Ce qu’il reste de la folie, de Joris Lachaise

La part d'Occident

En sortie sur les écrans français le 22 juin, le documentaire de Joris Lachaise est une passionnante réflexion sur la pratique institutionnelle de traitement de la folie et sa porosité avec les pratiques soignantes traditionnelles.
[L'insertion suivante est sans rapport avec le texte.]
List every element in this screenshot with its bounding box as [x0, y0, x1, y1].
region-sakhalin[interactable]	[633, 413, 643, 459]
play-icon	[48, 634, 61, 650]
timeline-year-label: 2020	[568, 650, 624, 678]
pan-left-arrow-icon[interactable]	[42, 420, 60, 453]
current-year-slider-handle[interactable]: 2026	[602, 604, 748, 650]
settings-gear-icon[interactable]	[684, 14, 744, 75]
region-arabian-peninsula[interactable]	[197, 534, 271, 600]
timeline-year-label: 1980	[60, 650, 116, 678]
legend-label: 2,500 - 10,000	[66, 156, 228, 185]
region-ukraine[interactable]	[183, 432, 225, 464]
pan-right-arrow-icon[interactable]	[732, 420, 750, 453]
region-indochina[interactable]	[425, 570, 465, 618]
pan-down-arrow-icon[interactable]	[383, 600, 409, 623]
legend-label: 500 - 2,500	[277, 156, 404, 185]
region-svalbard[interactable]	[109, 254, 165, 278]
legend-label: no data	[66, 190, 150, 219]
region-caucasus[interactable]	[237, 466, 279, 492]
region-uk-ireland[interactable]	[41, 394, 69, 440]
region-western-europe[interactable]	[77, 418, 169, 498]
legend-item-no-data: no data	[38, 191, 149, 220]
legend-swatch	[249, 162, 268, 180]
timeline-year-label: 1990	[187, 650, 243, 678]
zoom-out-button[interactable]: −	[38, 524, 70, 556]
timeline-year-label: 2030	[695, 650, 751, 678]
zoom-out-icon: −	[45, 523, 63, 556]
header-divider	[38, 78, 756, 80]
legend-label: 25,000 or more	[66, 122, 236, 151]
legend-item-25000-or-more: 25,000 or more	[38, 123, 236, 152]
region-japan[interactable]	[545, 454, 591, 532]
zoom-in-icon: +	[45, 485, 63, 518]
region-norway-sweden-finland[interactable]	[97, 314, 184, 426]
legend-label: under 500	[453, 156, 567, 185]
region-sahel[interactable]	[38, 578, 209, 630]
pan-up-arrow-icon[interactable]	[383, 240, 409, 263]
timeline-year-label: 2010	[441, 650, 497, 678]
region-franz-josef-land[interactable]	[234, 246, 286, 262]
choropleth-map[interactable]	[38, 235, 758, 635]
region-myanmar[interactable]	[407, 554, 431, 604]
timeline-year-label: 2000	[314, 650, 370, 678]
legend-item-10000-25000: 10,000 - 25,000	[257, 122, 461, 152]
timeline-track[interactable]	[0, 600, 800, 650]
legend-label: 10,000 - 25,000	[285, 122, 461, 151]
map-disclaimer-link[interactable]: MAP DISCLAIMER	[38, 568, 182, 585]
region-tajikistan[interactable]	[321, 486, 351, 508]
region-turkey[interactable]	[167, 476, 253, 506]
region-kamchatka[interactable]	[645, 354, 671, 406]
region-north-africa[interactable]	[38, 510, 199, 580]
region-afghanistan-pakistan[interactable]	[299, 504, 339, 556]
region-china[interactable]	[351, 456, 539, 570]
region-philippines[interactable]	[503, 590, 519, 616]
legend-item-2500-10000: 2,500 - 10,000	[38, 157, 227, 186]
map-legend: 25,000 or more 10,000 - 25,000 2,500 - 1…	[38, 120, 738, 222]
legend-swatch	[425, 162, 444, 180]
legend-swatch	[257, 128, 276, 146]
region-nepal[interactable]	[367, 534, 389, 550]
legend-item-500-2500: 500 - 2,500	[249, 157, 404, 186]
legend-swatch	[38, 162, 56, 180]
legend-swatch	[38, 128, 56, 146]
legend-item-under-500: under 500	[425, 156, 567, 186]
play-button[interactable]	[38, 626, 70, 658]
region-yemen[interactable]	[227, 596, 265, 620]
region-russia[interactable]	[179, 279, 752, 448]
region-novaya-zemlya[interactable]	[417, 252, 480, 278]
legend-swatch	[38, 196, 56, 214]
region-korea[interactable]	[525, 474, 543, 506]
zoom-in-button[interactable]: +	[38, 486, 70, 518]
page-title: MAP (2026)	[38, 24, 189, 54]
“La folie n’existe pas”. Cette proposition du dramaturge, peintre et sculpteur Issa Samb (Joe Ouakam) en fin de film est en fait à son origine : en pensée traditionnelle africaine, la folie ne peut être abordée individuellement mais comme un symptôme collectif. Il ne s’agit donc pas d’isoler, d’enfermer le patient, mais de le prendre en charge collectivement. C’est à la recherche de ces pratiques et de leurs fondements théoriques que Joris Lachaise s’est rendu à Dakar. Car c’est justement là qu’à partir de 1958, un médecin militaire français a fait rupture avec la psychiatrie coloniale : Henri Collomb a mis en place au centre hospitalier de Fann une psychiatrie désaliénante et ouverte à la culture des patients. Confronté à un cas de possession par des esprits ancestraux, il s’est mis à l’écoute des tradipraticiens pour tenir compte de l’imaginaire qui animait ses patients. Il a également élaboré le principe de l’accompagnant : un proche dispose d’un lit pour maintenir le lien entre l’intérieur de l’institution et le milieu familial.
Ce qui devint l’école de Dakar influença le reste du Continent tant que l’équipe constituée perdura, mais a ensuite perdu en notoriété. Pourtant, à l’hôpital de Thiaroye où la plupart des patients consultent aussi des marabouts ou guérisseurs, le Dr. Dara pose un postulat : la folie étant forgée par la société ambiante, cette société doit bien avoir les moyens de la soigner. Comme Collomb, en phase avec l’ethnopsychiatrie, il adresse des malades à des thérapeutes traditionnels. Le film montre ainsi le rituel du ndoep, transe au cours de laquelle est nommé l’esprit “qui aime trop le patient” pour l’intégrer dans le monde des esprits reconnus par la collectivité. On verra aussi des traitements liés à l’islam ou d’exorcisme évangéliste. Par le biais des accompagnants, ces pratiques s’introduisent parfois dans l’hôpital et interfèrent avec le traitement médicamenteux et la brutalité de certaines pratiques hospitalières, si bien que la ligne de partage est floue entre les régimes symboliques. Ce qu’il reste de la folie, ce sont ces frontières poreuses, ces paradoxes de pratiques entremêlées, les contradictions mais aussi la dynamique de cet entre-deux culturel.
La chance de Joris Lachaise était de connaître Khady Sylla, dont il sera l’accompagnant à Thiaroye et sur laquelle il va asseoir son film, contournant ainsi l’ambigüité du regard culturellement extérieur qui avait été son point de départ pour Convention : Mur noir / Trous blancs (2011, cf. [article n°10372]). Brillante cinéaste et écrivaine sénégalaise décédée en 2013, Khady Sylla avait notamment réalisé un film sur son propre trouble mental, Une fenêtre ouverte. Elle retourne à Thiaroye après un épisode d’amnésie. Dans ses discussions avec le Dr. Dara, qui apprécie les aspects visionnaires de ses manuscrits, elle affirme : “Dans nos maladies, il y a une part d’Occident”, revendiquant l’existence de névroses urbaines, modernes, et des traitements chimiques pour les soigner. “Les guérisseurs, ça peut opérer mais on n’est plus dans l’Afrique traditionnelle des villages”. Le film se charge dès lors d’un discours et son contraire, non comme une opposition mais comme une puissante dialectique entre des pôles complémentaires, que vient confirmer et enrichir les paroles des patients. L’hôpital de Thiaroye apparaît ainsi comme une chambre de résonnance des tiraillements et compromis culturels d’un pays nourri aux deux mamelles. Rien d’étonnant alors que ce soit l’étrangeté de Cheikh Hamidou Kahn que Joris Lachaise convoque pour son exergue finale.
Rien d’étonnant non plus à ce que sa caméra toujours portée se fasse si proche des protagonistes, presqu’en contact, affirmant sans cesse sa présence dans une démarche combinant provocation et partage proche du ciné-transe de Jean Rouch. Les surexpositions du départ, les perspectives des murs et des couloirs, la construction générale et la poésie du film font de l’espace hospitalier un parcours mental, jeu des imaginaires et des croyances. Les regards caméra mobilisent et provoquent eux aussi, si bien que la subjectivité envahit le traitement du sujet, en accord avec l’atelier fantaisiste de Joe Ouakam qui lui aussi, dans sa gestuelle, ses regards et ses silences, revendique son grain de folie comme mode d’être dans un monde d’incertitude.